While the King's Singers give voice to the intricate, multipart music of Sweelinck, Goudimel and Rossi, Sarband — which was founded by the Bulgarian musicologist Vladimir Ivanoff, and includes such Middle Eastern instruments as the qanun (a plucked zither), the ney (an end-blown flute), the kemanche (a spiked fiddle) and the bendir (a frame drum) — puts the flesh back on the bones of Ufki's compositions. Sometimes the two groups alternate track by track; sometimes they combine forces on the same piece, and sometimes they switch back and forth between different settings of the same psalm, as they do with Ufki's and Goudimel's radically different treatments of Psalms 5 and 9. The contrast between the two ensembles and the traditions they represent couldn't be greater, or more illuminating.

Early European music and early Middle Eastern music had more in common than one might expect. Both gave primacy to vocal melody, both treated sacred music as a vital means of spiritual expression, and both allowed plenty of room for improvisation. In terms of timbre and texture alone, the combination of ney, qanun, kemanche and bendir could almost pass for a Renaissance ensemble of recorder, cittern, viol and tambourine.

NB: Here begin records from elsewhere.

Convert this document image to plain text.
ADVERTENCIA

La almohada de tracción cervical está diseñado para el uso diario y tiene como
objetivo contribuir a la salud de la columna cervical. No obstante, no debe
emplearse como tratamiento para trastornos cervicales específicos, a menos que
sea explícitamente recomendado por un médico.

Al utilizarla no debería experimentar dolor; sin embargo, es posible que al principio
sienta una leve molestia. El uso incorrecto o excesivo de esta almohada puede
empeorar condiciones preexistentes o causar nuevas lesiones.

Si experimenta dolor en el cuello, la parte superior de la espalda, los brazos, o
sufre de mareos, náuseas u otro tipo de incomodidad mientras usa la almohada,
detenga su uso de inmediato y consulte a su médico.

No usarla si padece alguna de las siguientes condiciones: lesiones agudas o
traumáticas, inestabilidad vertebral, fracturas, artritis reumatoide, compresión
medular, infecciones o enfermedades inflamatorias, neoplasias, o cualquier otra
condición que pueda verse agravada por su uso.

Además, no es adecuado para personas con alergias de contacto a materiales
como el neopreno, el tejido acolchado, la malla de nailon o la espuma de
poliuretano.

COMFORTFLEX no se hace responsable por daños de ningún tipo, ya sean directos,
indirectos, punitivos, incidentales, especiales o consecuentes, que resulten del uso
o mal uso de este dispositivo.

Nonetheless, as "Sacred Bridges" makes clear, these two kinds of music work in very different ways. Listening to the interplay between the multiple melodic lines voiced by the King's Singers, one almost can see the individual parts in one of Sweelinck's or Rossi's compositions gliding past one another like smooth slabs of sound, and sense the mathematical relationships between countertenor, tenor, baritone and bass. This is coolly cerebral music whose attraction lies in its structural complexity. Sarband's heterophonic interpretations of Ufki's psalm settings, in which Turkish singer Mustafa Dogan Dikmen incants his verses in a nasal, glottal-stop-filled style and each instrumentalist plays a slightly different version of the same melody to hypnotic rhythmic accompaniment, sounds like something from another world entirely — which, of course, it is.

Ironically, the essentially irreconcilable nature of the two styles underscores the bridge metaphor of the album's title. These musics can't really be fused, but they can be made to stand side by side, giving us the chance to appreciate the unique charms of both — despite the considerable distance that separates them.